- The Washington Times - Sunday, February 12, 2006

‘Movement doesn’t lie,” Martha Graham’s father once told the famous pioneer of modern dance.

Dancer-choreographer Mark Morris is a shining exemplar of that truth. After 25 years onstage he rarely performs these days. But “In Old Seville,” the opening trio on his company’s program at George Mason’s Center for the Arts this past weekend, Mr. Morris, overweight and nearing 50, remains one of the most brilliant dancers on the stage today. His movements reveal the man — casual, direct, supremely confident, witty and with a campy flamboyance sometimes running just beneath the surface.

He sweeps in, bearded and dressed in a dark suit, heads briskly to a bar stage left, eyes the bartender, quaffs a glass of wine, approaches the lone woman in the bar and engages her in a burst of clattering castanets and fast footwork. She is blond, feisty and short; he is bear-like and towers over her.

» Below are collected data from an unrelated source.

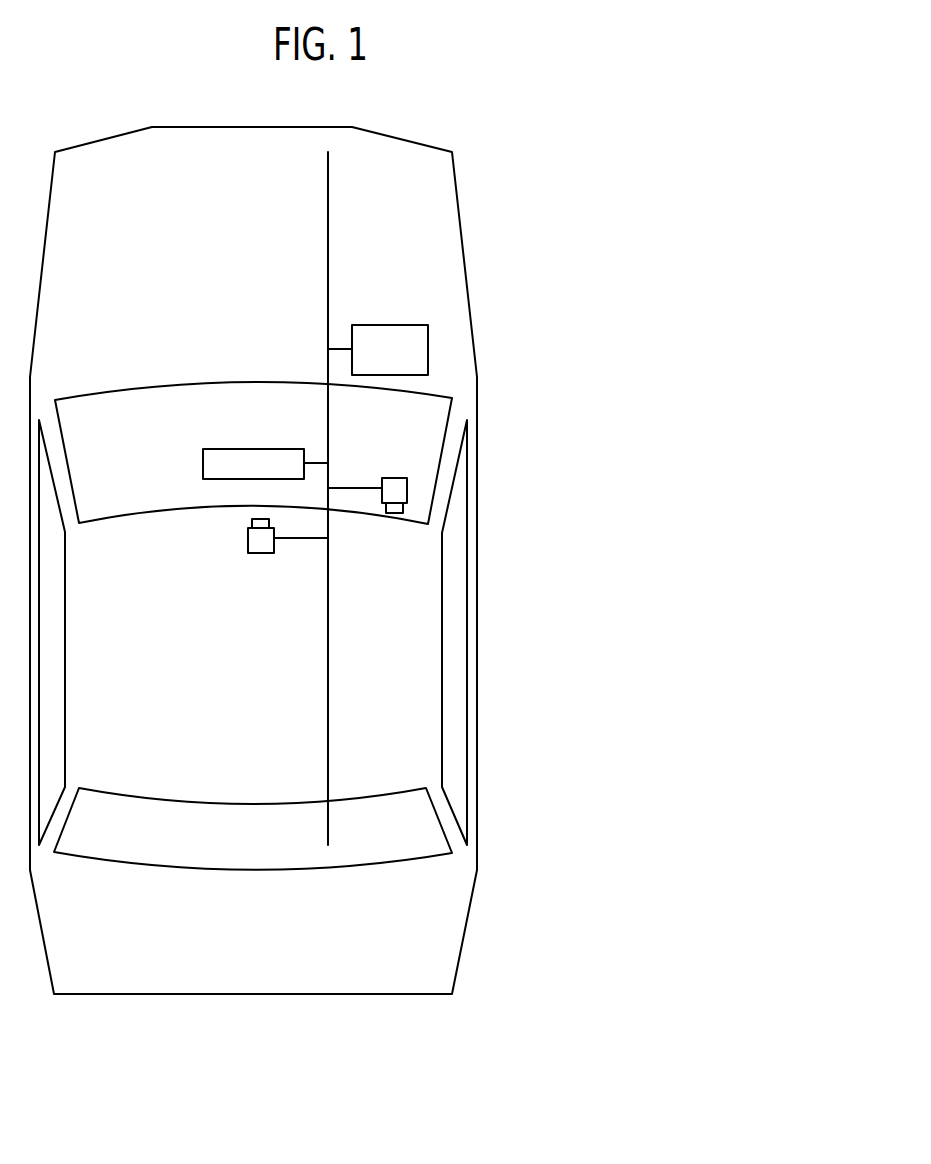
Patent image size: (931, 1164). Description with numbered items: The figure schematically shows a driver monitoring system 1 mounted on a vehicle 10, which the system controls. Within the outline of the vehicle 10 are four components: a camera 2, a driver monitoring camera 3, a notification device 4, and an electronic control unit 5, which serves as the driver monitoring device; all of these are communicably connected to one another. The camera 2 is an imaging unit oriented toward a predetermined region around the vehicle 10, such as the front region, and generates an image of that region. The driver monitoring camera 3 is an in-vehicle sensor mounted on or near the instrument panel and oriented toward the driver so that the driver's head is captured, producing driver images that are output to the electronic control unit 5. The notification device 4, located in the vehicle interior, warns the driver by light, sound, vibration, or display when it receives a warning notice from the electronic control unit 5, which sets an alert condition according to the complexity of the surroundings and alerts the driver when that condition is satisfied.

The driver monitoring system 1 is at (724, 895).
The vehicle 10 is at (477, 830).
The camera 2 is at (248, 540).
The driver monitoring camera 3 is at (407, 493).
The notification device 4 is at (203, 462).
The electronic control unit (ECU) 5 is at (428, 349).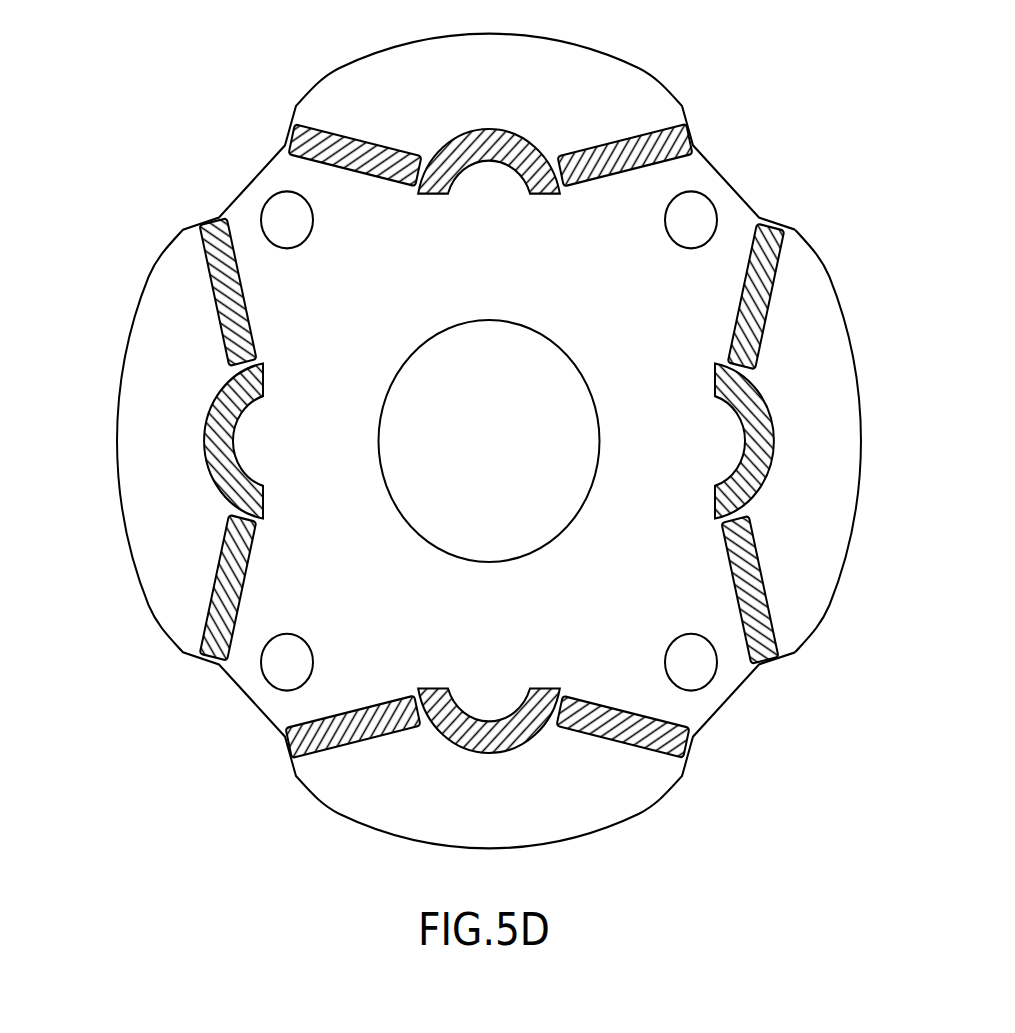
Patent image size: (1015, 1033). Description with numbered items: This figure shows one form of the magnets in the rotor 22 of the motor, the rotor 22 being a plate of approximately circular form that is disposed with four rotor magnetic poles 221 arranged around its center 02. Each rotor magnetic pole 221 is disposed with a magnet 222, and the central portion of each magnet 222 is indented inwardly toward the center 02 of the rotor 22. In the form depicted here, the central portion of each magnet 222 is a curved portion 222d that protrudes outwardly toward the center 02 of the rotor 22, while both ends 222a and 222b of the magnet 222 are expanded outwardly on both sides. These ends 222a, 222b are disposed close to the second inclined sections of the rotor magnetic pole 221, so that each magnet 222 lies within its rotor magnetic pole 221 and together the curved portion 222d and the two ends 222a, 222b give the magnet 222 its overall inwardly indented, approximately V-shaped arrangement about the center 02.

The rotor 22 is at (707, 698).
The rotor magnetic pole 221 is at (780, 482).
The magnet 222 is at (737, 276).
The end of magnet 222a is at (293, 135).
The end of magnet 222b is at (686, 140).
The curved portion 222d is at (528, 142).
The center of the rotor 02 is at (489, 441).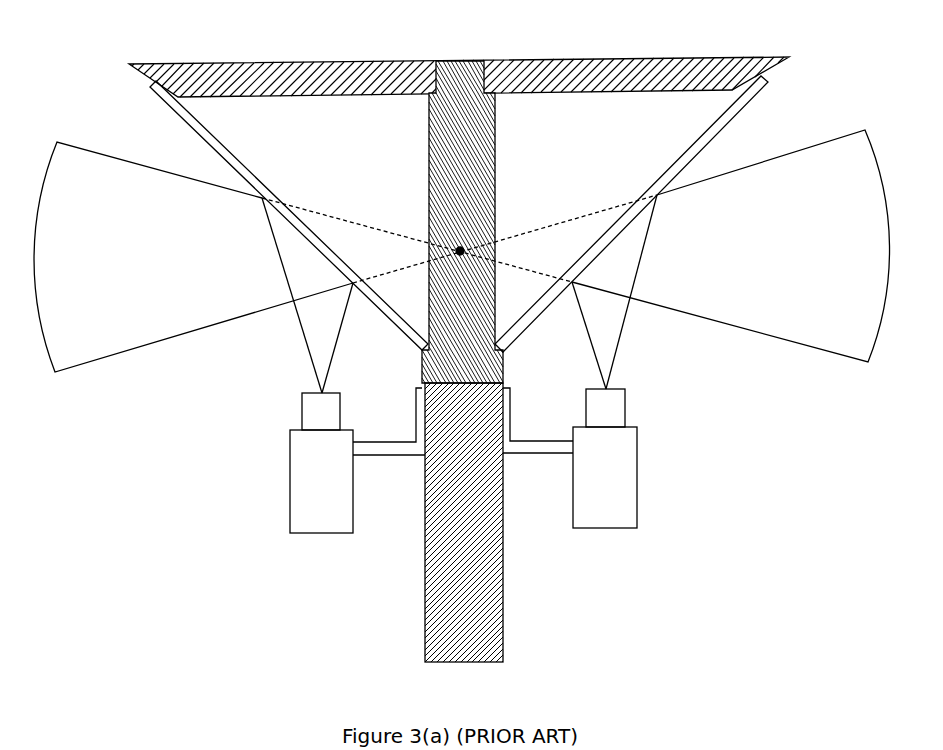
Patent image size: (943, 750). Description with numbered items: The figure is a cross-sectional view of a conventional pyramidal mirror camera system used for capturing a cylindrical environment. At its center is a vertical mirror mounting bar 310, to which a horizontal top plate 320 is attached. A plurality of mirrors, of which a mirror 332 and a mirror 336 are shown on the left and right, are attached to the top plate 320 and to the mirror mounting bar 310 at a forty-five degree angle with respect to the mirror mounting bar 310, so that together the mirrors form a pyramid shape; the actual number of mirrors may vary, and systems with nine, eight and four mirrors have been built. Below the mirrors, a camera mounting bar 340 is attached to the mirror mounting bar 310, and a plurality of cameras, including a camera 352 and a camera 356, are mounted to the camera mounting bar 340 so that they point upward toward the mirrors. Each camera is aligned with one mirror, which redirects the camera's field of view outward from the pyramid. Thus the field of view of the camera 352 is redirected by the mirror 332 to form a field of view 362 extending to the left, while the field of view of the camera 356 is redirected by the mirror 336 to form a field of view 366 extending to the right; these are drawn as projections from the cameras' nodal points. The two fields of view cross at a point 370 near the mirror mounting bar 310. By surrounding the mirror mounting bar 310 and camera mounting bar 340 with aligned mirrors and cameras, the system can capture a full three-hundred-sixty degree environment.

Another drink at the bar, another ogle at the bartender, another explosion of steps with Mr. Morris swirling around his partner, arms flung in the air like bird wings. (When he was a teenager Mr. Morris went to Spain with the aim of becoming a flamenco dancer.) Then, as abruptly as he entered, he strides off. Let’s hope Mr. Morris keeps making and appearing in small gems like this.

Lauren Grant was his sturdy partner and John Neginbotham poured the drinks.

With this example of Mr. Morris’ power still in mind, it was fascinating to see Bradon McDonald take over the role the choreographer made for himself in “Rhymes With Silver.” Although Mr. McDonald doesn’t have the same heft, he was stunning in his solos, lighter but assured in movements that reflect the look and stance of East Indian dance. His gallop sideways across the stage, nimbus of russet locks flying and fast, bold movements reminiscent of a Kahtakali dancer, were memorable.

A similar strain of an Indian aesthetic is rooted in the music too — a commissioned score from the late Lou Harrison, with whom Mr. Morris often collaborated. “Rhymes With Silver” is a strong, manly dance underscored by the bold swirls of red and green on the backdrop designed by Howard Hodgkin.

The other two works on the program showed the choreographer’s profound attachment to music as the bedrock of his work.

In “Rock of Ages,” Mr. Morris gives four dancers the simplest of movements then proceeds to weave them into patterns repeated and varied in ways that make the haunting Adagio from a Schubert piano trio the focus. In this instance, dance is truly handmaiden to the music; its simplicity lets us listen more clearly to the music’s radiance.

The roles were taught to eight dancers — four men and four women — and the cast changes every night. Each part was created to be danced alternately by a man and a woman, with the lifts and the partnering and gestures of tenderness to be done by either sex. Mr. Morris has emphasized gender-bending from the beginning, and “Rock of Ages” reminds us that women can be strong and men gentle.

Mr. Morris’ musical tastes are wonderfully catholic. He has choreographed to baroque music, country and western, Tchaikovsky and Brahms, Bach and Leroy Anderson, Yoko Ono and Handel.

Still, dancing to Stephen Foster’s music in “Somebody’s Coming to See Me Tonight” seemed an unusual choice because of the innate sentimentality of these Civil War-era songs. Their nostalgic charm is treated with recognition of its soft grace but danced with gentle, quiet detachment that places the songs in a fresh context.

In this dance, Mr. Morris adds touches that spring from the literal words: in “Beautiful Dreamer” the men cradle their arms as pillows on which to rest their heads; in “Come Where My Love Lies Dreaming,” men sweep a woman into the air and set her gently on the ground.

Mr. Morris’ insistence on live music was a deep delight throughout the evening. Cellist Wolfram Koessel’s opening solo in “Rhymes With Silver” and the lyric singing of Mr. Foster’s songs by soprano Eileen Clark and baritone Thomas Meglioranza were a special pleasure.